With a list of 50 angel investors eager to finance $80 million, AngelList was co-founded by Ravikant and Navi in 2010! AngelList succeeded at what LinkedIn has not by creating a platform where people actually did business.  However, before the platform could run smoothly as intended, there was a big barrier to be overcome first.

In late 2012, AngelList launched a portal for accelerators and incubators to accept and administer applications from startups to their programs.  AngelList received applications for 500 Startups, AngelPad and TechStars Boston.
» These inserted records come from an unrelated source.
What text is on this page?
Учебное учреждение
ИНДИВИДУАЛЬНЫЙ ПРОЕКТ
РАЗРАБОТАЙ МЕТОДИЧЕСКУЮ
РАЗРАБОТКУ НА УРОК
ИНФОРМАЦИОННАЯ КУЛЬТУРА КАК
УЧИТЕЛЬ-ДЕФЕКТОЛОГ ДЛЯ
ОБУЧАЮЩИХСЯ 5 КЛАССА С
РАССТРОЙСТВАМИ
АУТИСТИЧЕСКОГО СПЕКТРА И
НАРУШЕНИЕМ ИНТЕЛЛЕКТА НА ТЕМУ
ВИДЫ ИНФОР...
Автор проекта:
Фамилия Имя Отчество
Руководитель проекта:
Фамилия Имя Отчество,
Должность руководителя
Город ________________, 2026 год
Other accelerators, like Rock Health, only accept applications through AngelList.

In mid-2012, Kevin Laws and Naval Ravikant, AngelList’s chief operating officer, were committed in Washington in his support for the Jumpstart Our Business Startups Act (JOBS Act), a law that reduced many of the United States’ securities regulations with the objective of creating it easier for companies to either go public or to continue private longer while remaining to raise capital.  Ravikant was in discussion with Senate and Congressional staffers, Steve Case, and influential Congressmen that would pay attention.  During the same period, Ravikant planned an online petition that fascinated 5,000 signatures on a letter to Senate leaders in support of the Act.  Later in 2013, Naval Ravikant wrote a letter to the SEC to oppose changes in the JOBS Act that he believed “could generate disastrous unintended outcomes for the startup community.”

In 2013, AngelList received from the SEC a no-action letter, permitting the procedures of its Syndicates platform.  AngelList Syndicates was remarked as one of the most significant innovations in the venture capital and angel investment industries, getting momentum with quite a few renowned figures in the tech industry creating syndicates, including Scott Banister, Tim Ferriss, Jason Calacanis, Gil Penchina, Scott and Cyan Banister, Elad Gil, Fabrice Grinda and more.  AngelList had 4,400 investors in 2017, working across 165 syndicates.

AngelList started Maiden Lane in March 2014, a first online venture fund for financing in syndicated deals.  It was started with over $25 million in funding from a selection of investors.

AngelList revealed a contract in October 2015, with a third-largest Chinese private equity firm CSC (China Science & Merchants Investment Management Group) for establishing a new $400 million fund for early-stage startup investments.  AngelList had raised $205 million from all sources prior to the deal, plus $43 million from institutional investors.

AngelList launched Republic in July 2016, a spinoff addressing the democratization of startup equity crowd-funding with non-accredited investors.

In November 2016, AngelList obtained Product Hunt for $20 million.  Ravikant plans to build Product Hunt further in assisting companies to find their early customers.

In October 2017, CoinList spun off from AngelList, an initial coin offering services for startups and accredited investors.  AngelList had profiles of over 70,000 startups at the end of 2017.

Created in 2010, the platform has a goal to democratize the investment procedure and to support startups with their challenges in fundraising and talent.  It started off as an online introduction board for tech startups that wanted seed funding.  Since 2015, the site lets startups to produce money from angel investors free of charge.